Cooking for a crowd can be challenging, but cooking just for yourself is no picnic either.
Most recipes are designed for four people, and quartering a recipe just seems a hassle, meagre and almost pointless – plus somehow in the conversion process, the taste even seems to change.
However, there are alone times when the urge hits for a really tasty lunch or dinner, even if it you cook it just for you. And if a good excuse is needed to crack the bottle of white you’ve been saving, this is it.
Giving your cooking a sense of occasion can do wonders for morale, while adding a candle to the table and using a crystal glass for the wine will take it to the next level – and don’t forget music.
Now what’s needed is an elegant recipe, one that delivers on bags of taste that belie its essential simplicity. No point sweating it; that’ll just fog up the crystal and ruin the mood.
The recipe below fits the fill nicely, so go on … get your self-pamper on.
PRAWNS WITH LINGUINE
INGREDIENTS:
Coarse salt and ground pepper
60 grams linguine (about a 2cm-wide handful)

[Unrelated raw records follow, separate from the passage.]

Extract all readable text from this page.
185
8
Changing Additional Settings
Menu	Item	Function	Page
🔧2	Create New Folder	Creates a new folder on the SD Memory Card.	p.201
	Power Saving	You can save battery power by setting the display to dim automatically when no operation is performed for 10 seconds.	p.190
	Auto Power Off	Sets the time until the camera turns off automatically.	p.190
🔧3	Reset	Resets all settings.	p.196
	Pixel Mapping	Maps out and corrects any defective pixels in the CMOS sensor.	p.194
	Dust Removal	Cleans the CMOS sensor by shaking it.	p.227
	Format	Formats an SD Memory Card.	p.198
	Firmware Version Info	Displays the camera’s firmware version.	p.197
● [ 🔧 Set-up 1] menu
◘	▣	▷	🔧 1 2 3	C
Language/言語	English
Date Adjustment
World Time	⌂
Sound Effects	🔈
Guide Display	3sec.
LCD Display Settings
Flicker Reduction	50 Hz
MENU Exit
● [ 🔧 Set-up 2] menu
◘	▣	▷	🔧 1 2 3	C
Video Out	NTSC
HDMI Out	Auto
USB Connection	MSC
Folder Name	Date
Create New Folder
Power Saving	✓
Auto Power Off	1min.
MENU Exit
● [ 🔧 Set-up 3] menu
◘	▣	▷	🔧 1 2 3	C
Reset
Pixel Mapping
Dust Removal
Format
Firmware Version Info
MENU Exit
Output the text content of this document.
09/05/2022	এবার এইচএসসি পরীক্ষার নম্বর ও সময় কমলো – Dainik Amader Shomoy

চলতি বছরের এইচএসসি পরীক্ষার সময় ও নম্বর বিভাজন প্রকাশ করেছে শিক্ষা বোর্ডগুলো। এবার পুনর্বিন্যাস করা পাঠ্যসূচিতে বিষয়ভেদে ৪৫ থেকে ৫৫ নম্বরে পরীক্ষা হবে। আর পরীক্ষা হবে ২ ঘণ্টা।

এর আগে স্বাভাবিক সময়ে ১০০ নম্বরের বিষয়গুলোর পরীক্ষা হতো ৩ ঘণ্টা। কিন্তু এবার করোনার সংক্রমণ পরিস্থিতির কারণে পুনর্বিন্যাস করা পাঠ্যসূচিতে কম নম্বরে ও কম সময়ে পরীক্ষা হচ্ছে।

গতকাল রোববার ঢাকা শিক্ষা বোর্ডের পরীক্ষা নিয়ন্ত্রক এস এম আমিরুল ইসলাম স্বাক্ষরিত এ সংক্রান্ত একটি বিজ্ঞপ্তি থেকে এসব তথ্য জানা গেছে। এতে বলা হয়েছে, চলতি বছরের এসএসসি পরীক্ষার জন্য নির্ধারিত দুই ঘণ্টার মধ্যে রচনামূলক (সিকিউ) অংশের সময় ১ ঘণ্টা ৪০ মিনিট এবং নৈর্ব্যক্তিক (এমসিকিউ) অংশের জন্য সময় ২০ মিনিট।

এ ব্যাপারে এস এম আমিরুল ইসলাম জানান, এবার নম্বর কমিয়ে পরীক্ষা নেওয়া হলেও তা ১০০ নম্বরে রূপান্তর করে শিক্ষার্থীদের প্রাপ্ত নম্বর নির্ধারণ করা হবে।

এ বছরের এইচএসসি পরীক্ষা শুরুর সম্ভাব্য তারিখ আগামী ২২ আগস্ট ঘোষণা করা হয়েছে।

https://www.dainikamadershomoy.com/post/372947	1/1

1 tablespoon cold butter, cut into pieces
1 garlic clove, minced
Cayenne pepper to taste
1/3 cup dry white wine
125 grams large prawns, peeled and deveined
1/2 teaspoon fresh lemon juice
Fresh parsley leaves, for garnish
DIRECTIONS:
In a large saucepan of boiling salted water, cook pasta until al dente.
Meanwhile, in a small non-stick pan, melt half the butter over medium heat. Add garlic and pinch of cayenne; cook until fragrant – for about a minute.
Raise heat to medium-high; add wine. Cook until reduced by a third, about a minute.
Add prawns and season with salt and pepper; cook until opaque throughout – one-two minutes. Remove skillet from heat; swirl in lemon juice and remaining butter.
Add pasta and toss to combine. Serve, topped with parsley.